Após longo tempo servindo e sendo útil à família que o comprou e sendo propriedade deles, Andrew deseja sua liberdade, não quer mais trabalhar para a família e deseja ser reconhecido como um humano. Após a morte de seu dono ele inicia a jornada em busca de sua origem e de sua liberdade. Muitas conquistas vão ocorrendo e Andrew vai se transformando de robô autômato em um corpo de humano, porém sua longevidade não é humana; ele vive e todos que ama partem e ele permanece ano após ano. Ao se transformar em humano também perderá a condição de imortal.
O cinema tem a capacidade de nos emocionar, mas igualmente proporciona reflexão que ampliam nossos horizontes e percepções de mundo. O que seria de nós sem essa capacidade de nos emocionarmos? Nós estamos nos filmes e é por isso que nos identificamos e nos projetamos neles.

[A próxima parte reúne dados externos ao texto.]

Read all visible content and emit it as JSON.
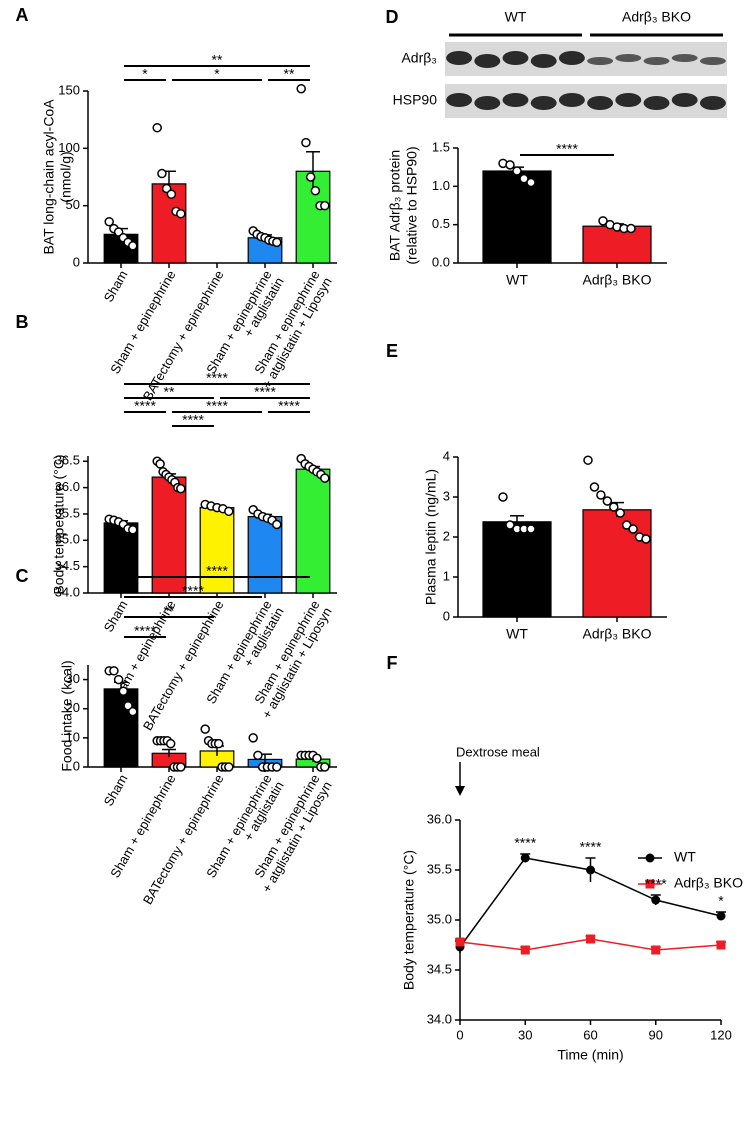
{
  "chart_data": [
    {
      "type": "bar",
      "panel_label": "A",
      "ylabel": [
        "BAT long-chain acyl-CoA",
        "(nmol/g)"
      ],
      "categories": [
        [
          "Sham"
        ],
        [
          "Sham + epinephrine"
        ],
        [
          "BATectomy + epinephrine"
        ],
        [
          "Sham + epinephrine",
          "+ atglistatin"
        ],
        [
          "Sham + epinephrine",
          "+ atglistatin + Liposyn"
        ]
      ],
      "values": [
        25,
        69,
        null,
        22,
        80
      ],
      "errors": [
        5,
        11,
        null,
        2.5,
        17
      ],
      "points": [
        [
          36,
          30,
          27,
          22,
          18,
          15
        ],
        [
          118,
          78,
          65,
          60,
          45,
          43
        ],
        null,
        [
          28,
          25,
          23,
          22,
          20,
          19,
          18
        ],
        [
          152,
          105,
          75,
          63,
          50,
          50
        ]
      ],
      "colors": [
        "#000000",
        "#ee1c25",
        null,
        "#1e88f0",
        "#33ee33"
      ],
      "ylim": [
        0,
        150
      ],
      "yticks": [
        0,
        50,
        100,
        150
      ],
      "significance": [
        [
          {
            "from": 0,
            "to": 4,
            "label": "**"
          }
        ],
        [
          {
            "from": 0,
            "to": 1,
            "label": "*"
          },
          {
            "from": 1,
            "to": 3,
            "label": "*"
          },
          {
            "from": 3,
            "to": 4,
            "label": "**"
          }
        ]
      ]
    },
    {
      "type": "bar",
      "panel_label": "B",
      "ylabel": [
        "Body temperature (°C)"
      ],
      "categories": [
        [
          "Sham"
        ],
        [
          "Sham + epinephrine"
        ],
        [
          "BATectomy + epinephrine"
        ],
        [
          "Sham + epinephrine",
          "+ atglistatin"
        ],
        [
          "Sham + epinephrine",
          "+ atglistatin + Liposyn"
        ]
      ],
      "values": [
        35.33,
        36.2,
        35.62,
        35.45,
        36.35
      ],
      "errors": [
        0.04,
        0.06,
        0.03,
        0.04,
        0.05
      ],
      "points": [
        [
          35.4,
          35.38,
          35.35,
          35.3,
          35.22,
          35.2
        ],
        [
          36.5,
          36.45,
          36.3,
          36.25,
          36.2,
          36.15,
          36.1,
          36.0,
          35.98
        ],
        [
          35.68,
          35.65,
          35.62,
          35.6,
          35.55
        ],
        [
          35.58,
          35.5,
          35.45,
          35.42,
          35.38,
          35.3
        ],
        [
          36.55,
          36.45,
          36.4,
          36.35,
          36.3,
          36.25,
          36.18
        ]
      ],
      "colors": [
        "#000000",
        "#ee1c25",
        "#fff200",
        "#1e88f0",
        "#33ee33"
      ],
      "ylim": [
        34,
        36.6
      ],
      "yticks": [
        {
          "value": 34,
          "label": "34.0"
        },
        34.5,
        {
          "value": 35,
          "label": "35.0"
        },
        35.5,
        {
          "value": 36,
          "label": "36.0"
        },
        36.5
      ],
      "significance": [
        [
          {
            "from": 0,
            "to": 4,
            "label": "****"
          }
        ],
        [
          {
            "from": 0,
            "to": 2,
            "label": "**"
          },
          {
            "from": 2,
            "to": 4,
            "label": "****"
          }
        ],
        [
          {
            "from": 0,
            "to": 1,
            "label": "****"
          },
          {
            "from": 1,
            "to": 3,
            "label": "****"
          },
          {
            "from": 3,
            "to": 4,
            "label": "****"
          }
        ],
        [
          {
            "from": 1,
            "to": 2,
            "label": "****"
          }
        ]
      ]
    },
    {
      "type": "bar",
      "panel_label": "C",
      "ylabel": [
        "Food intake (kcal)"
      ],
      "categories": [
        [
          "Sham"
        ],
        [
          "Sham + epinephrine"
        ],
        [
          "BATectomy + epinephrine"
        ],
        [
          "Sham + epinephrine",
          "+ atglistatin"
        ],
        [
          "Sham + epinephrine",
          "+ atglistatin + Liposyn"
        ]
      ],
      "values": [
        26.8,
        4.7,
        5.5,
        2.6,
        2.7
      ],
      "errors": [
        2.3,
        1.3,
        1.7,
        1.8,
        0.9
      ],
      "points": [
        [
          33,
          33,
          30,
          26,
          21,
          19
        ],
        [
          9,
          9,
          9,
          9,
          8,
          0,
          0,
          0
        ],
        [
          13,
          9,
          8,
          8,
          8,
          0,
          0,
          0
        ],
        [
          10,
          4,
          0,
          0,
          0,
          0
        ],
        [
          4,
          4,
          4,
          4,
          3,
          0,
          0
        ]
      ],
      "colors": [
        "#000000",
        "#ee1c25",
        "#fff200",
        "#1e88f0",
        "#33ee33"
      ],
      "ylim": [
        0,
        35
      ],
      "yticks": [
        0,
        10,
        20,
        30
      ],
      "significance": [
        [
          {
            "from": 0,
            "to": 4,
            "label": "****"
          }
        ],
        [
          {
            "from": 0,
            "to": 3,
            "label": "****"
          }
        ],
        [
          {
            "from": 0,
            "to": 2,
            "label": "**"
          }
        ],
        [
          {
            "from": 0,
            "to": 1,
            "label": "****"
          }
        ]
      ]
    },
    {
      "type": "bar",
      "panel_label": "D",
      "blot": {
        "groups": [
          "WT",
          "Adrβ₃ BKO"
        ],
        "rows": [
          "Adrβ₃",
          "HSP90"
        ]
      },
      "ylabel": [
        "BAT Adrβ₃ protein",
        "(relative to HSP90)"
      ],
      "categories": [
        [
          "WT"
        ],
        [
          "Adrβ₃ BKO"
        ]
      ],
      "values": [
        1.2,
        0.48
      ],
      "errors": [
        0.05,
        0.03
      ],
      "points": [
        [
          1.3,
          1.28,
          1.2,
          1.1,
          1.05
        ],
        [
          0.55,
          0.5,
          0.47,
          0.45,
          0.45
        ]
      ],
      "colors": [
        "#000000",
        "#ee1c25"
      ],
      "ylim": [
        0,
        1.5
      ],
      "yticks": [
        {
          "value": 0,
          "label": "0.0"
        },
        0.5,
        {
          "value": 1,
          "label": "1.0"
        },
        1.5
      ],
      "significance": [
        [
          {
            "from": 0,
            "to": 1,
            "label": "****"
          }
        ]
      ]
    },
    {
      "type": "bar",
      "panel_label": "E",
      "ylabel": [
        "Plasma leptin (ng/mL)"
      ],
      "categories": [
        [
          "WT"
        ],
        [
          "Adrβ₃ BKO"
        ]
      ],
      "values": [
        2.38,
        2.68
      ],
      "errors": [
        0.15,
        0.18
      ],
      "points": [
        [
          3.0,
          2.3,
          2.2,
          2.2,
          2.2
        ],
        [
          3.92,
          3.25,
          3.05,
          2.9,
          2.75,
          2.6,
          2.3,
          2.2,
          2.0,
          1.95
        ]
      ],
      "colors": [
        "#000000",
        "#ee1c25"
      ],
      "ylim": [
        0,
        4
      ],
      "yticks": [
        0,
        1,
        2,
        3,
        4
      ]
    },
    {
      "type": "line",
      "panel_label": "F",
      "ylabel": [
        "Body temperature (°C)"
      ],
      "xlabel": "Time (min)",
      "annotation": "Dextrose meal",
      "x": [
        0,
        30,
        60,
        90,
        120
      ],
      "xlim": [
        0,
        120
      ],
      "xticks": [
        0,
        30,
        60,
        90,
        120
      ],
      "ylim": [
        34,
        36
      ],
      "yticks": [
        {
          "value": 34,
          "label": "34.0"
        },
        34.5,
        {
          "value": 35,
          "label": "35.0"
        },
        35.5,
        {
          "value": 36,
          "label": "36.0"
        }
      ],
      "series": [
        {
          "name": "WT",
          "color": "#000000",
          "marker": "circle",
          "values": [
            34.73,
            35.62,
            35.5,
            35.2,
            35.04
          ],
          "errors": [
            0.06,
            0.04,
            0.12,
            0.05,
            0.04
          ]
        },
        {
          "name": "Adrβ₃ BKO",
          "color": "#ee1c25",
          "marker": "square",
          "values": [
            34.78,
            34.7,
            34.81,
            34.7,
            34.75
          ],
          "errors": [
            0.03,
            0.03,
            0.03,
            0.03,
            0.03
          ]
        }
      ],
      "significance": [
        null,
        "****",
        "****",
        "****",
        "*"
      ]
    }
  ]
}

O homem bicentenário nos questiona sobre o que realmente nos torna humanos?
É a condição de sentir o gosto dos alimentos, é a sexualidade, é o trabalho, é o ganhar dinheiro, é ter uma casa? Tudo isso nos torna seres humanos, porém sentir emoções e ter a consciência da finitude é da natureza do homem. Ao mesmo tempo somos questionados sobre qual é o sentido da liberdade? O que significa ter livre arbítrio e fazer escolhas?

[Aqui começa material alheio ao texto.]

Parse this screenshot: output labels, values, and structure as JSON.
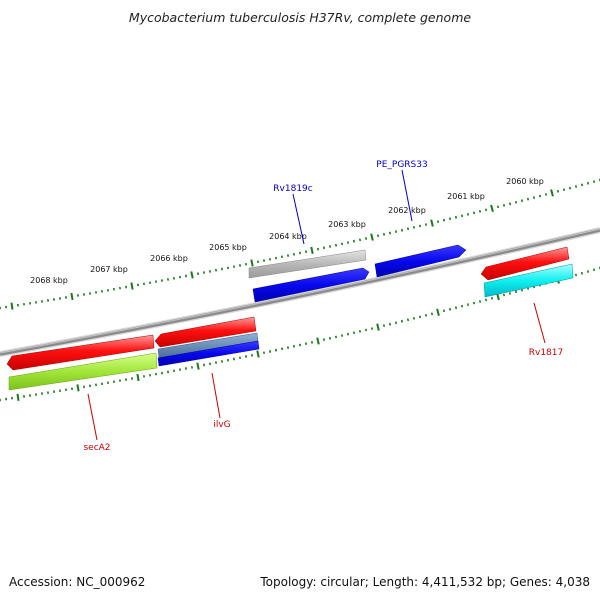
{
  "title": "Mycobacterium tuberculosis H37Rv, complete genome",
  "footer": {
    "accession": "Accession: NC_000962",
    "summary": "Topology: circular; Length: 4,411,532 bp; Genes: 4,038"
  },
  "ruler": {
    "major_labels": [
      "2068 kbp",
      "2067 kbp",
      "2066 kbp",
      "2065 kbp",
      "2064 kbp",
      "2063 kbp",
      "2062 kbp",
      "2061 kbp",
      "2060 kbp"
    ]
  },
  "genes": [
    {
      "name": "secA2",
      "color": "#cc0000"
    },
    {
      "name": "ilvG",
      "color": "#cc0000"
    },
    {
      "name": "Rv1819c",
      "color": "#0000cc"
    },
    {
      "name": "PE_PGRS33",
      "color": "#0000cc"
    },
    {
      "name": "Rv1817",
      "color": "#cc0000"
    }
  ],
  "colors": {
    "backbone": "#808080",
    "ticks": "#1a7a1a",
    "red_feature": "#ff0000",
    "green_feature": "#99e633",
    "blue_feature": "#0000ee",
    "steel_feature": "#5a7ea8",
    "grey_feature": "#b0b0b0",
    "cyan_feature": "#00eeee",
    "forward_label": "#cc0000",
    "reverse_label": "#0000cc"
  }
}
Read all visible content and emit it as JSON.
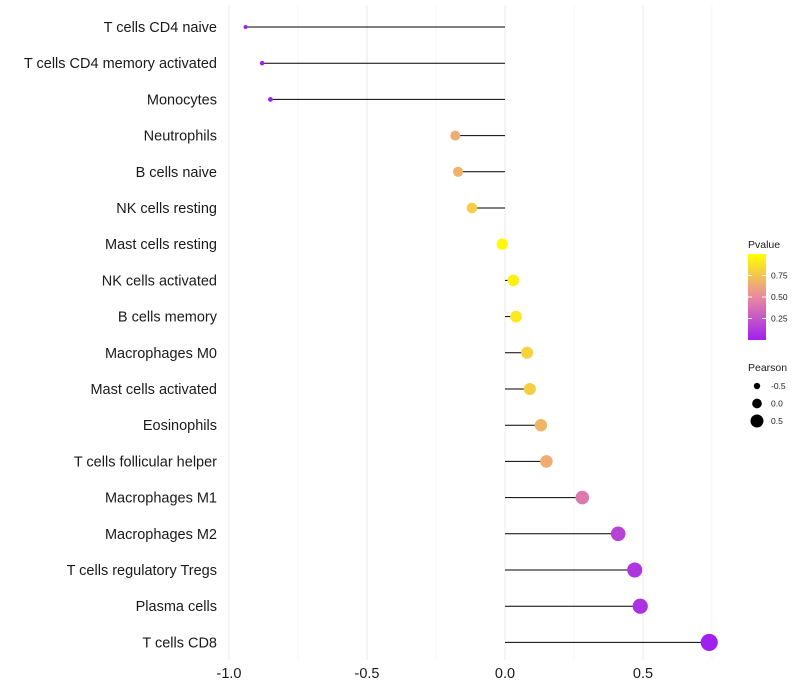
{
  "chart_data": {
    "type": "lollipop",
    "title": "",
    "xlabel": "",
    "ylabel": "",
    "xlim": [
      -1.0,
      0.75
    ],
    "x_ticks": [
      -1.0,
      -0.5,
      0.0,
      0.5
    ],
    "x_tick_labels": [
      "-1.0",
      "-0.5",
      "0.0",
      "0.5"
    ],
    "grid": true,
    "categories": [
      "T cells CD4 naive",
      "T cells CD4 memory activated",
      "Monocytes",
      "Neutrophils",
      "B cells naive",
      "NK cells resting",
      "Mast cells resting",
      "NK cells activated",
      "B cells memory",
      "Macrophages M0",
      "Mast cells activated",
      "Eosinophils",
      "T cells follicular helper",
      "Macrophages M1",
      "Macrophages M2",
      "T cells regulatory  Tregs",
      "Plasma cells",
      "T cells CD8"
    ],
    "values": [
      -0.94,
      -0.88,
      -0.85,
      -0.18,
      -0.17,
      -0.12,
      -0.01,
      0.03,
      0.04,
      0.08,
      0.09,
      0.13,
      0.15,
      0.28,
      0.41,
      0.47,
      0.49,
      0.74
    ],
    "pvalues": [
      0.0,
      0.0,
      0.0,
      0.65,
      0.67,
      0.78,
      0.98,
      0.93,
      0.9,
      0.81,
      0.79,
      0.69,
      0.65,
      0.42,
      0.16,
      0.1,
      0.08,
      0.0
    ],
    "legend_color": {
      "title": "Pvalue",
      "ticks": [
        0.25,
        0.5,
        0.75
      ],
      "tick_labels": [
        "0.25",
        "0.50",
        "0.75"
      ],
      "range": [
        0.0,
        1.0
      ],
      "low_color": "#a020f0",
      "mid_color": "#e88aa0",
      "high_color": "#ffff00",
      "position": "right"
    },
    "legend_size": {
      "title": "Pearson",
      "values": [
        -0.5,
        0.0,
        0.5
      ],
      "labels": [
        "-0.5",
        "0.0",
        "0.5"
      ],
      "position": "right"
    }
  }
}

Para mim, esse filme é uma das obras-primas do cinema mundial e a atuação do Robin Willians é primorosa, lamentei por ele ter desistido da vida, mas carregava dentro si uma alma devotada na tristeza e na dor, que suas atuações permitiam mascarar, mas a vida real não.
Andrew tem uma parceira de nome Porchea, ele tenta transparecer que não está percebendo o envelhecimento dela, pois aparenta menos idade do que realmente tem. Porchea reforça que não se sente com cinquenta anos e que existe uma ordem natural na vida, que os seres humanos estão destinados a permanecer um tempo e depois partem.
Andrew faz menção ao elixir que desenvolveu para ela como possibilidade para a manutenção e prolongamento da sua vida, mas a vida tem limites que ele desconhece, pois é imortal.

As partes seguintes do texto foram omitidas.